タイリクバラタナゴというのは、タナゴの1種類です。名のとおりバラのように美しい色合いの個体で、釣りの対象魚としても観賞魚としても人気の小さな魚です。 国立環境研究所の情報によると、「食用にしようと移入されたハクレンの種苗に混入して関東に持ち込まれ(1942年)、そこから霞ヶ浦などで養殖されていたイケチョウガイなどの拡散により日本全国に分布したと考えられる(1960年頃)」。と、ざっくりまとめられています。 元々の原因は、食用を意識して移入されたハクレンに紛れ込んだという、この手の外来種あるあるな持ち込まれ方です。今でこそ、どんな利用であろうとその土地の環境に適した生物を持ち込むと、生態系に影響があるという知見は世界的にも一般化していますが、昔はそうでなかったことがわかります。 結局、このタイリクバラタナゴはそのきっかけ以来、さまざまな方法で日本全国に拡散し、現在では『外来生物法で要注意外来生物に指定された.日本の侵略的外来種ワースト100』に名を連ねています。 釣りのメディアとして『さまざまな方法』でとボカすのも恣意的ですので、どんな方法で拡散していったかも少し明記しておきましょう。 ・最初の原因はハクレンでしたが、移入による繁殖により、その水系からさまざまな養殖魚の運搬により拡散(産卵床になる貝などによる流出含む) ・釣り愛好家による拡散 ・アクアリウムファンによっての拡散 主要因としてはこういったところになると思います。アユなどは日本の川の代表魚的に扱われはしますが、結局、養殖した魚を全国各地に放流するコトでその資源を維持している側面があります。皮肉なものですが、在来魚の資源維持を目的に放流した魚に混じって拡散していくという『原因』は見過ごせるものではありません。アユ、ヘラブナ、ヤマメ、イワナなどの制御、稚魚放流に混じって、本来、そこにいなかった魚たちが結果的に生息域を広げていった。という事実は認識すべきです。 鳥が運ぶだなんだという、細かいロジックもありますが、細かなコトは挙げるとキリがないので、ちょっとまた別のお話とさせていただきます。 昨今、各地で広がっているブラックバス、最近ではコクチバスの問題をよく耳にしますが、『釣り人などが違法に広げていった』というミスリードがやや多い気はします。 ある意味、確かに間違いではないですよね。
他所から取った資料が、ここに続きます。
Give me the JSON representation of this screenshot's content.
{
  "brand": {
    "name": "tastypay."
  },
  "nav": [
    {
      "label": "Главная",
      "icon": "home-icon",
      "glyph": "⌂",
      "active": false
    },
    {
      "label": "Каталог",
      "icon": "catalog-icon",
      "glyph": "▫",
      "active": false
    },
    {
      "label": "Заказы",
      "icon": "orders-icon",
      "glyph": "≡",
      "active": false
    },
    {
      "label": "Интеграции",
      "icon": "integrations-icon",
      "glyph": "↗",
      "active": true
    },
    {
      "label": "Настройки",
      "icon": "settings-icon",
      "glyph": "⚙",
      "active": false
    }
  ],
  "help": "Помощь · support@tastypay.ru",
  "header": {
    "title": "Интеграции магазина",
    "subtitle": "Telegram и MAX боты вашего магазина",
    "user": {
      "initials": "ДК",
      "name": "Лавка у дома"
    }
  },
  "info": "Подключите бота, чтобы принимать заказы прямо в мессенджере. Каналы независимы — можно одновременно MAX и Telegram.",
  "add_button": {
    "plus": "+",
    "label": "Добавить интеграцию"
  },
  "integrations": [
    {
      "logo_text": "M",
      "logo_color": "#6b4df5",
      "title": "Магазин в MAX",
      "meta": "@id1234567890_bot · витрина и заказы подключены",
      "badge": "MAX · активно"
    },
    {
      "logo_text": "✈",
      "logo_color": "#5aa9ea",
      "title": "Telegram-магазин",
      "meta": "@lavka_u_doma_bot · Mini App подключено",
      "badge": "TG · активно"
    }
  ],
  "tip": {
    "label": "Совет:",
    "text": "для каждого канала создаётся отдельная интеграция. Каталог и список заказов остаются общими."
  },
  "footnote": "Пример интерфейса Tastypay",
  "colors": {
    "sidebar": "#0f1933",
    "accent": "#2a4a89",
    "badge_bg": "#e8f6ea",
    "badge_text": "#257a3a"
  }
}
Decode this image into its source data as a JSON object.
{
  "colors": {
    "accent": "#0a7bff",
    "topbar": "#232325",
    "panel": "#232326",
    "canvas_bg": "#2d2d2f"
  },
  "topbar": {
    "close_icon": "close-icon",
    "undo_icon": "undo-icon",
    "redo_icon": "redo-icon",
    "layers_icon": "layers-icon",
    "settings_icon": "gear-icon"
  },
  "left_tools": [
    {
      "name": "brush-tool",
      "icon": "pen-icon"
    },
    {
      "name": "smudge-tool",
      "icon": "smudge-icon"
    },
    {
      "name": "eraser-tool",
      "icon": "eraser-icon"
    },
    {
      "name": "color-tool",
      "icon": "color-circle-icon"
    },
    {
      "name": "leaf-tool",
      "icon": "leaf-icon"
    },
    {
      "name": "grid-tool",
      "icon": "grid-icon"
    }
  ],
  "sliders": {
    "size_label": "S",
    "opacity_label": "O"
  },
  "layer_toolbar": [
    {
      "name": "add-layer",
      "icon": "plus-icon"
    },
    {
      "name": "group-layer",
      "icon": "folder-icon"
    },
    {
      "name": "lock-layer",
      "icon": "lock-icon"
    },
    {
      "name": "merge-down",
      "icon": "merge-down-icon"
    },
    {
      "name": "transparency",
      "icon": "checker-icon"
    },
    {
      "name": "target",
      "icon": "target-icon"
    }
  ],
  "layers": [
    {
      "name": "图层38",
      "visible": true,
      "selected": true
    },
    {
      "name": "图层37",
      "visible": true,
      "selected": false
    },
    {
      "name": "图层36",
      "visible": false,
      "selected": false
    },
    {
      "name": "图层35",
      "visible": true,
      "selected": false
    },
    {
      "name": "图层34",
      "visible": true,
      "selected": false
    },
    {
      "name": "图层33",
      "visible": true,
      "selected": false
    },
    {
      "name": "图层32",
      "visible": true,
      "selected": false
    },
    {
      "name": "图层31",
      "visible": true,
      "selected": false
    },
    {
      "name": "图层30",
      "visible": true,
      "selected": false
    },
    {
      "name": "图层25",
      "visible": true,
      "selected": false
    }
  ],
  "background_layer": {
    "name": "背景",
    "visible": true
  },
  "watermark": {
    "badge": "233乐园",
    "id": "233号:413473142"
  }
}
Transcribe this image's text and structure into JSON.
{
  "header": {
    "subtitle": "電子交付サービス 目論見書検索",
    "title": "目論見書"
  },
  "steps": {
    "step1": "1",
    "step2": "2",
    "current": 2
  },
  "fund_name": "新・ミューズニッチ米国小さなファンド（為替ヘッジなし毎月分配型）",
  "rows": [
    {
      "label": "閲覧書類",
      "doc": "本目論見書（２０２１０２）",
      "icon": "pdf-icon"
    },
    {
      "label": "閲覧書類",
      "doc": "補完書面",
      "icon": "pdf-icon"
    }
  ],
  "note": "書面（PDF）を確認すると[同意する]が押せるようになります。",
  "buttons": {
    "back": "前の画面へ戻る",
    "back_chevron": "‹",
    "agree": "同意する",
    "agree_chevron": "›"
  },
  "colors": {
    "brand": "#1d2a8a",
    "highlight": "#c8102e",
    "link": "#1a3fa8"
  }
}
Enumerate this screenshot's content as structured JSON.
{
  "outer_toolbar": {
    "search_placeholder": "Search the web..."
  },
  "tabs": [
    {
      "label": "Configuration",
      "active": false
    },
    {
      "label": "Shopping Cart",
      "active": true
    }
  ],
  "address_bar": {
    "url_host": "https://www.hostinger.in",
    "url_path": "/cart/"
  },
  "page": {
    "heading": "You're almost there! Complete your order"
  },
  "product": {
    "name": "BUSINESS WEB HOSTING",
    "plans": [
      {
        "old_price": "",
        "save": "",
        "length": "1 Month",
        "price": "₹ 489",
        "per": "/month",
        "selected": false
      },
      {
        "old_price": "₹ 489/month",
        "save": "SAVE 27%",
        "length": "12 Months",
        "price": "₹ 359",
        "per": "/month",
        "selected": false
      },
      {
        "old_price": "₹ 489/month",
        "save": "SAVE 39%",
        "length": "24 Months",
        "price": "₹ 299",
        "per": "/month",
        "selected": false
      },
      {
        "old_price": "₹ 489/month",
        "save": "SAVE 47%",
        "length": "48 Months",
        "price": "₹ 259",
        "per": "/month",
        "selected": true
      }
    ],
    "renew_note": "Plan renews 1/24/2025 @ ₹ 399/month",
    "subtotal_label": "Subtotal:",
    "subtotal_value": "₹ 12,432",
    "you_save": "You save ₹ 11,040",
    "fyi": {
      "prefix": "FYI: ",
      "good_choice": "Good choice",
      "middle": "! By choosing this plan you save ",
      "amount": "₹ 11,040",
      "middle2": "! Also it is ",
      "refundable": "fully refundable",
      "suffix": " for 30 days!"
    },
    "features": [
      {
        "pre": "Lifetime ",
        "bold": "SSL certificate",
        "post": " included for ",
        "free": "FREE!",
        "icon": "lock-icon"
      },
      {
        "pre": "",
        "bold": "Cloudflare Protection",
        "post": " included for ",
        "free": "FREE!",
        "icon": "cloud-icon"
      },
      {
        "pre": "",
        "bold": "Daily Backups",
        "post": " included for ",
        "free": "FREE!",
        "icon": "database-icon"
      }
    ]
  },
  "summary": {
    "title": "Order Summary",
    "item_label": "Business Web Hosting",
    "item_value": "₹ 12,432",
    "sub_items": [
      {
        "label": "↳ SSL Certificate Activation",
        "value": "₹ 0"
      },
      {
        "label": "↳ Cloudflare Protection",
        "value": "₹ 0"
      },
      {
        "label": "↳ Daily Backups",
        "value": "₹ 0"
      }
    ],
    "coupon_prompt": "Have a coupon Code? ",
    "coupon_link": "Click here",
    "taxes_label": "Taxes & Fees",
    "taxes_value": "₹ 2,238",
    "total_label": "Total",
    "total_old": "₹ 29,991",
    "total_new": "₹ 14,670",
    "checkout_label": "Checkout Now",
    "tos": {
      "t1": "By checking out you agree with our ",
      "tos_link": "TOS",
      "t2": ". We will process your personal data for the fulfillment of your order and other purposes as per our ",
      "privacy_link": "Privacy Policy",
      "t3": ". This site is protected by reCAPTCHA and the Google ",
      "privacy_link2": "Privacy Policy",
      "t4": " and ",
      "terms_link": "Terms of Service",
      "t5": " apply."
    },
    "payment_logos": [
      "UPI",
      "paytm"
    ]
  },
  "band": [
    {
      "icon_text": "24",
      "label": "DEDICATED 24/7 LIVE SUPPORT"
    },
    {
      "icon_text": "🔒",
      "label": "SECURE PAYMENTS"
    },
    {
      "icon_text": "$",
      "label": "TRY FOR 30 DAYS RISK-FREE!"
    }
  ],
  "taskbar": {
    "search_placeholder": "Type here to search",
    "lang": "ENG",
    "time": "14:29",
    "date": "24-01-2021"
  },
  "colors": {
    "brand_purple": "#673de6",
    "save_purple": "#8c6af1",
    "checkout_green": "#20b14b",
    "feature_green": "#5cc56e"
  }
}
そういった放流をした直接的にした人も少なくはないでしょう。ただ、先ほどもとりあげた、在来魚の歪な放流もかなり拡散の大きなウエイトになっていることを理解すべきです。アユやヘラブナ、ナマズ、イワナにヤマメ。こういった釣りファンを楽しませる放流により拡散していますので、間接的には、放流をアテにしている『お前ら釣り人の責任』と言われれば、結論そうですが、一部の釣りファンによる大罪と断ずるには、少し無理がある気がするのです。 筆者の所属している漁業組合の魚の放流光景。対象魚はアユ。遠方の養魚場から買い入れて専用の車で移送。そこから、バケツリレーです。ここに混ざっている外来魚の稚魚をチェックして排除する。までは、なかなか難しいのが事実。もちろん、混ざらないように買い入れの段階でチェックはされるのですが完璧ではありません。 とはいえ、在来魚のアユやイワナ、ヤマメなどの河川における資源維持を意識すると、日本の9割以上で放流に頼らねばならないのも事実です。じゃあ、なぜ、それら在来魚が放流魚に頼らねば資源維持ができない原因ってなんなのでしょうか? 釣り人のせい? 漁師のせい? それもあるかもしれません。もっとも大きな原因は、『環境』と言いたいところですが、いやいや、そこもデカいですが、結局のところわれわれの『無知』や『無関心』が原因ではないでしょうか。 何が言いたいか。原因をより緻密に紐解けば、効率の良い解決策・方法も見えてきます。できるできないは置いといて少し列挙してみます。 ・釣り人の違法放流をさせない、モラルのない行為は徹底的に排除する! ・在来魚放流時の環境チェック。外来魚が稚魚として混じってないか、時間をかけてチェックする! そういった種が混ざる環境で育てていないかを確認する。 ・放流する種はその水系のものかどうか? そうでない場合はどすするのか。 ・放流ではなく、環境の改善で資源を回復する。 あくまで1例です。原因を『釣り人の違法放流』にだけ絞って対策したところで、根本的な解決にはならないと思うわけです。では、いまいちどタイリクバラタナゴの話に戻ります。 魚本来の繁殖力を最大限に活用し、資源を維持する。これ、釣り人のためにやっていると思われがちですが、河川環境の維持と言う漁業組合の仕事は、『釣り人のため』だけに行なっているコトではありませんのであしからず。